Really? Well, I can't speak for what you say you can and cannot see. I hope you understand that when I say that the newspaper print on 133-A-DeM is readable, I do not mean it is readable without enlarging the photo.
| |
Again, we're not getting the detail of the head area that you promised. |
I see the word "Militant" in the nameplate, a roughly-defined "The" and maybe the form of the article headings, but no body type is readable.
In any case, anyone can look at 133-A-DeM and see that it has markedly better detail and much higher resolution than 133-A and 133-B. The HSCA PEP concluded that 133-A-DeM was made in a "high quality enlarger with a high quality lens," whereas 133-A and 133-B were very cheaply produced (they were almost certainly developed at a drugstore).

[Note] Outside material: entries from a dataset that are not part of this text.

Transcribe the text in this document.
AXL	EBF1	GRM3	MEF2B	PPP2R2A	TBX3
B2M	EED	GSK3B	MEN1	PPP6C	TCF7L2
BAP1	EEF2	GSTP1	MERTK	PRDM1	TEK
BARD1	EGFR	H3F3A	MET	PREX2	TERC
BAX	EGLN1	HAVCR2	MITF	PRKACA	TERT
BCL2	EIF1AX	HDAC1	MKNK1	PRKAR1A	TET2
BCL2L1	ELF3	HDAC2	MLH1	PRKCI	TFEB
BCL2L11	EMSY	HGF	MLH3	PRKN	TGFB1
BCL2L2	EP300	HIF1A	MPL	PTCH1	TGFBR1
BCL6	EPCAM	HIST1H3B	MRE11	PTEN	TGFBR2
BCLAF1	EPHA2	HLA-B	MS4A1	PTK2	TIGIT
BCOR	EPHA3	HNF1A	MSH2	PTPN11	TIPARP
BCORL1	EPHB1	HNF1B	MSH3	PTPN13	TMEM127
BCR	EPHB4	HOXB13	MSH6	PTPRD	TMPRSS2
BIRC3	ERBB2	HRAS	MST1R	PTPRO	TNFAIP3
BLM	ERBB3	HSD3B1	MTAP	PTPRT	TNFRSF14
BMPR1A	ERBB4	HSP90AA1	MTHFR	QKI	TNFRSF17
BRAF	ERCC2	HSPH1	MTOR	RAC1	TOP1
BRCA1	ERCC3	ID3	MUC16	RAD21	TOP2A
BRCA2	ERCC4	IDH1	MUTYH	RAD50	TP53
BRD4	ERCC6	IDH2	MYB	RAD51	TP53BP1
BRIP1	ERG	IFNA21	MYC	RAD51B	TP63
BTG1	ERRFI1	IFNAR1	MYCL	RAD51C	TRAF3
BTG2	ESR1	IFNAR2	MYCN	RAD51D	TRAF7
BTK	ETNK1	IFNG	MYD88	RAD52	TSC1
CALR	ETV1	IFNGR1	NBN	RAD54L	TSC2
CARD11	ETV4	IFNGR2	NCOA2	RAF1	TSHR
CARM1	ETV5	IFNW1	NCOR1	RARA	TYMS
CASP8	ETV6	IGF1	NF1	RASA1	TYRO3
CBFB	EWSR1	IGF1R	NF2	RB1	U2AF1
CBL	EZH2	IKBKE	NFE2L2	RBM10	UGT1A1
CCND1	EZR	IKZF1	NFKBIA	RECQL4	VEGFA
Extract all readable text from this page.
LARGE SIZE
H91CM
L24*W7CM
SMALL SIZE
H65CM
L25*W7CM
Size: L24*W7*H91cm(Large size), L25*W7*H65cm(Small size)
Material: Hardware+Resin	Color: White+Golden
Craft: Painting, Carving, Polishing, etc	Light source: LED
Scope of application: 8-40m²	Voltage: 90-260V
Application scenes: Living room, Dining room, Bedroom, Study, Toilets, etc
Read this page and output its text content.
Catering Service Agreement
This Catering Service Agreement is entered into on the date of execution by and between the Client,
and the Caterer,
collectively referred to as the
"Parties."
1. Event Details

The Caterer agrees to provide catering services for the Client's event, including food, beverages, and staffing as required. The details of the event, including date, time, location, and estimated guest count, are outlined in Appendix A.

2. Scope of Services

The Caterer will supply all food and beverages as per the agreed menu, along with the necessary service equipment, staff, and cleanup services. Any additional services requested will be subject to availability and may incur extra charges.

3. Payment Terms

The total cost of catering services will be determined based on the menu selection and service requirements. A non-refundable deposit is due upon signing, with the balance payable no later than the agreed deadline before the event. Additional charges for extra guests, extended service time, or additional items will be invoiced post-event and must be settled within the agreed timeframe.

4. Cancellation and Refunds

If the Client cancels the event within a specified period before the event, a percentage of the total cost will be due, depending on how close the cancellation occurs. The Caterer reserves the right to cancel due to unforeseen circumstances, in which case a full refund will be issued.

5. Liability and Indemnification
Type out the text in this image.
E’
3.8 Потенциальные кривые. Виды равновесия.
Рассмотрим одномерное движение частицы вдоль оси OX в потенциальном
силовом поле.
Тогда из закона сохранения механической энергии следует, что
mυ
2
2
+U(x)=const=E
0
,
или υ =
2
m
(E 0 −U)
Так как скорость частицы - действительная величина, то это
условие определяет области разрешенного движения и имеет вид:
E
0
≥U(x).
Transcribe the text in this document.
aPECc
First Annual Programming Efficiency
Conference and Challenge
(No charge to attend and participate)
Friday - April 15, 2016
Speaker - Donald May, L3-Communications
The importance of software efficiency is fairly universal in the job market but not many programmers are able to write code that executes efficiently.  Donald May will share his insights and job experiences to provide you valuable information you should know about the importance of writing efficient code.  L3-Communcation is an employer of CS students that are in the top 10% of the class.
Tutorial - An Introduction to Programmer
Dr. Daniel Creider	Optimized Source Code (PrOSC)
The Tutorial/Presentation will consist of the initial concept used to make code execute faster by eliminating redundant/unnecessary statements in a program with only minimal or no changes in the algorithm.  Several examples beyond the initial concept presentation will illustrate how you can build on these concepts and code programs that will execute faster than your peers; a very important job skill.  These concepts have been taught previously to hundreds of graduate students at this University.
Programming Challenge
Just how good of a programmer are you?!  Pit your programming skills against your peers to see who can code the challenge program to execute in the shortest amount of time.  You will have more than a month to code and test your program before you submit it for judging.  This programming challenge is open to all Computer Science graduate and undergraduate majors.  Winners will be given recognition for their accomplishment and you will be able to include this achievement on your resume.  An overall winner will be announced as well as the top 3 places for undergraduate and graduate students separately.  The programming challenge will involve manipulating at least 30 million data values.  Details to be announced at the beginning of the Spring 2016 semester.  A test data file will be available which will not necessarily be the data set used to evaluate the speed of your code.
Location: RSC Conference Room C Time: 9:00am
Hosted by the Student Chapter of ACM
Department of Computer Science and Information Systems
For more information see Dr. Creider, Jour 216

The PEP called 133-A and 133-B "drugstore prints":
They determined the prints were commercial because of the small graphic mark on the back of the prints that were made by an automatic printing machine. The only thing limiting quality would be if the resolution was reduced due to the size of the print or the amount of contrast was excessive. it wouldn't matter much if the prints were made at a commercial lab or a private studio. The de Mohrenschildt print has better-resolution by virtue of it being among the largest of the known prints. But there is a limit to how much more information can be gained through enlarging.
And, again, why wasn't 133-A-DeM cropped, whereas all the others were? Why was 133-A-DeM's entire negative area printed, and why was the unexposed border area beyond the aperture reproduced as black on the print? This is nothing like the other photos that Oswald supposedly got developed. The HSCA PEP admitted that this was an "unusual way" to process a photo:.
Looks to me like it's one that Oswald made at the place he worked. It's a good size, so maybe he was going to send it to "The Militant"; they didn't care about it lacking a border because they would crop the area they needed if it was published. I suspect newspapers preferred uncropped images. If only intended as a gift, Oswald apparently signed his name on the back and allowed it to be given to de Mohrenschildt. Oswald might not have known how to crop pictures or his company lacked a cropping frame that size.